Joint Commission International(JCI) accreditation and certification is a voluntary process through which a facility is assessed on its quality, staff, and commitment to improved safety. Achieving the JCI Accreditation Gold Seal of Approval represents a benchmark for quality care. Patients and health organizations alike recognize this symbol as a testament to a facility’s commitment in providing quality care.
Accreditation is broken into several programs based on type, they are Ambulatory Care, Care Continuum, Clinical Laboratory, Hospital, Medical Transport, Primary Care, and Clinical Care Program Certification.
JCI provides six international patient safety goals which must be met.
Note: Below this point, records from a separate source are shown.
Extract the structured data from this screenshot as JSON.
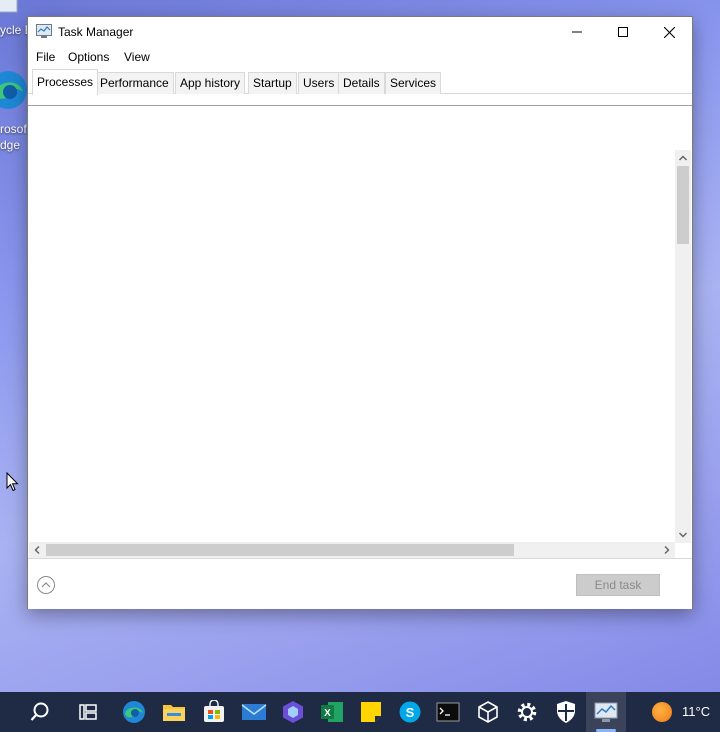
{
  "desktop": {
    "icons": [
      {
        "label": "ycle B"
      },
      {
        "label": "rosof"
      },
      {
        "label": "dge"
      }
    ]
  },
  "window": {
    "title": "Task Manager",
    "menu": [
      "File",
      "Options",
      "View"
    ],
    "tabs": [
      "Processes",
      "Performance",
      "App history",
      "Startup",
      "Users",
      "Details",
      "Services"
    ],
    "active_tab": "Processes",
    "end_task_label": "End task"
  },
  "taskbar": {
    "icons": [
      "search-icon",
      "task-view-icon",
      "edge-icon",
      "file-explorer-icon",
      "store-icon",
      "mail-icon",
      "clipchamp-icon",
      "excel-icon",
      "sticky-notes-icon",
      "skype-icon",
      "terminal-icon",
      "3d-viewer-icon",
      "settings-icon",
      "security-icon",
      "task-manager-icon"
    ],
    "weather_temp": "11°C"
  },
  "colors": {
    "taskbar_bg": "#1f2a44",
    "accent": "#8ab4f8"
  }
}
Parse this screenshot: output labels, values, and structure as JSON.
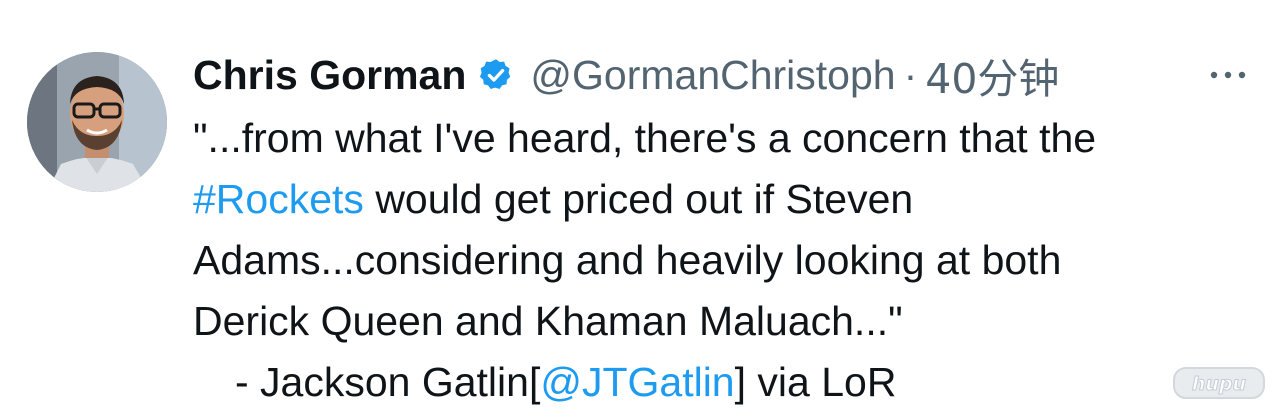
{
  "tweet": {
    "author": {
      "display_name": "Chris Gorman",
      "handle": "@GormanChristoph",
      "verified": true,
      "avatar": "profile-photo"
    },
    "separator": "·",
    "timestamp": "40分钟",
    "more_icon": "ellipsis-icon",
    "verified_icon": "verified-badge-icon",
    "body": {
      "line1": "\"...from what I've heard, there's a concern that the",
      "line2_link": "#Rockets",
      "line2_rest": " would get priced out if Steven",
      "line3": "Adams...considering and heavily looking at both",
      "line4": "Derick Queen and Khaman Maluach...\"",
      "line5_pre": "- Jackson Gatlin[",
      "line5_link": "@JTGatlin",
      "line5_post": "] via LoR"
    }
  },
  "watermark": {
    "text": "hupu"
  },
  "colors": {
    "text": "#0f1419",
    "secondary": "#536471",
    "link": "#1d9bf0",
    "verified": "#1d9bf0"
  }
}
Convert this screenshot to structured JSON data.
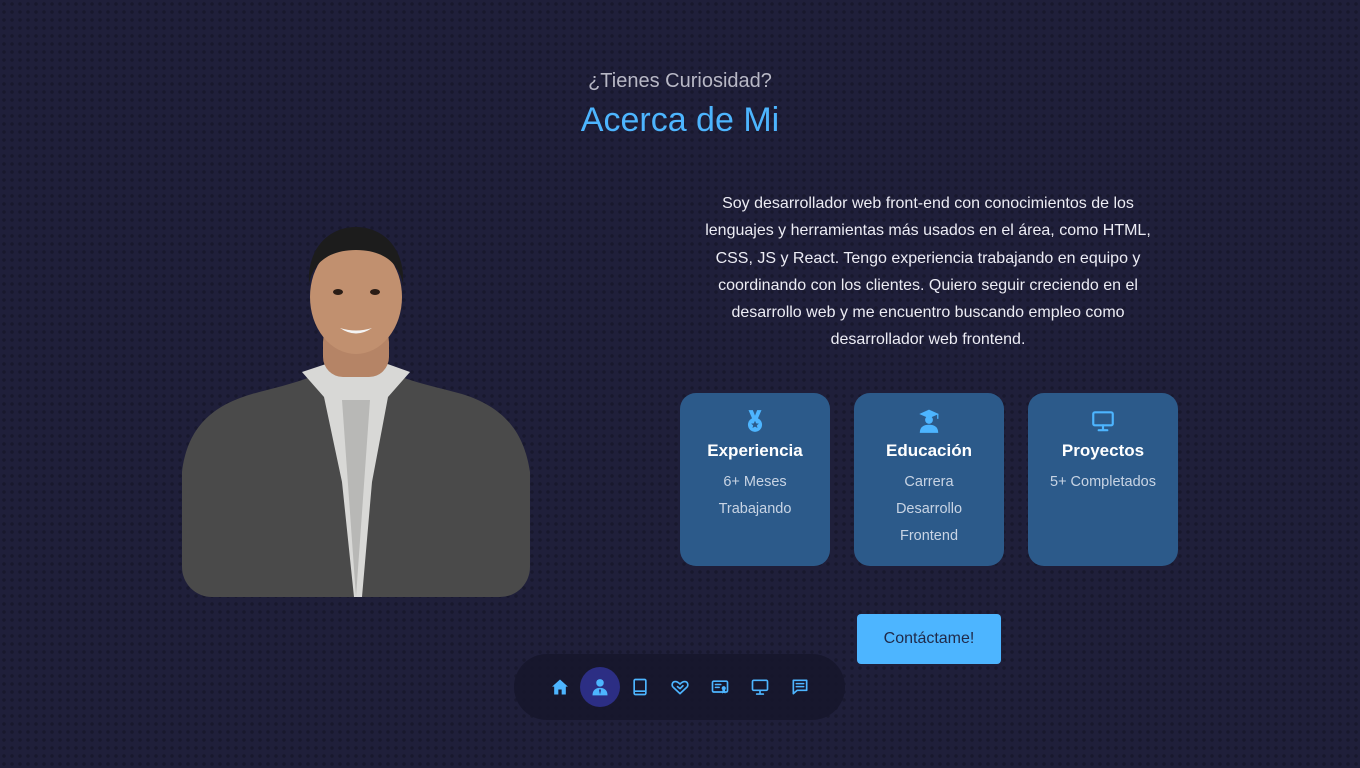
{
  "header": {
    "subtitle": "¿Tienes Curiosidad?",
    "title": "Acerca de Mi"
  },
  "about": {
    "bio_lines": [
      "Soy desarrollador web front-end con conocimientos de los",
      "lenguajes y herramientas más usados en el área, como HTML,",
      "CSS, JS y React. Tengo experiencia trabajando en equipo y",
      "coordinando con los clientes. Quiero seguir creciendo en el",
      "desarrollo web y me encuentro buscando empleo como",
      "desarrollador web frontend."
    ],
    "cards": [
      {
        "icon": "award-medal-icon",
        "title": "Experiencia",
        "lines": [
          "6+ Meses",
          "Trabajando"
        ]
      },
      {
        "icon": "graduate-icon",
        "title": "Educación",
        "lines": [
          "Carrera",
          "Desarrollo",
          "Frontend"
        ]
      },
      {
        "icon": "monitor-icon",
        "title": "Proyectos",
        "lines": [
          "5+ Completados"
        ]
      }
    ],
    "cta_label": "Contáctame!"
  },
  "nav": {
    "items": [
      {
        "icon": "home-icon",
        "active": false
      },
      {
        "icon": "user-icon",
        "active": true
      },
      {
        "icon": "book-icon",
        "active": false
      },
      {
        "icon": "heart-hands-icon",
        "active": false
      },
      {
        "icon": "certificate-icon",
        "active": false
      },
      {
        "icon": "monitor-icon",
        "active": false
      },
      {
        "icon": "chat-icon",
        "active": false
      }
    ]
  },
  "colors": {
    "accent": "#4db5ff",
    "background": "#1f1f3a",
    "card": "#2c5a8a",
    "nav_active": "#2c2e84"
  }
}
The goals are:
Goal 1: Identify Patients Correctly: The organization develops an approach to improve accuracy of patient identifications.
Goal 2: Improve Effective Communication: The organization develops an approach to improve the effectiveness of communication among caregivers.
Goal 3: Improve the Safety of high-Alert Medications: The organization develops an approach to improve the safety of high-alert medications.
Goal 4: Ensure Correct-Site, Correct-Procedure, Correct-Patient Surgery: The organization develops an approach to ensuring correct-site, correct-procedure, and correct-patient surgery.
Goal 5: Reduce the risk of health Care–Associated Infections: The organization develops an approach to reduce the risk of health care–associated infections.
Goal 6: Reduce the Risk of Patient Harm Resulting from Falls: The organization develops an approach to reduce the risk of patient harm resulting from falls.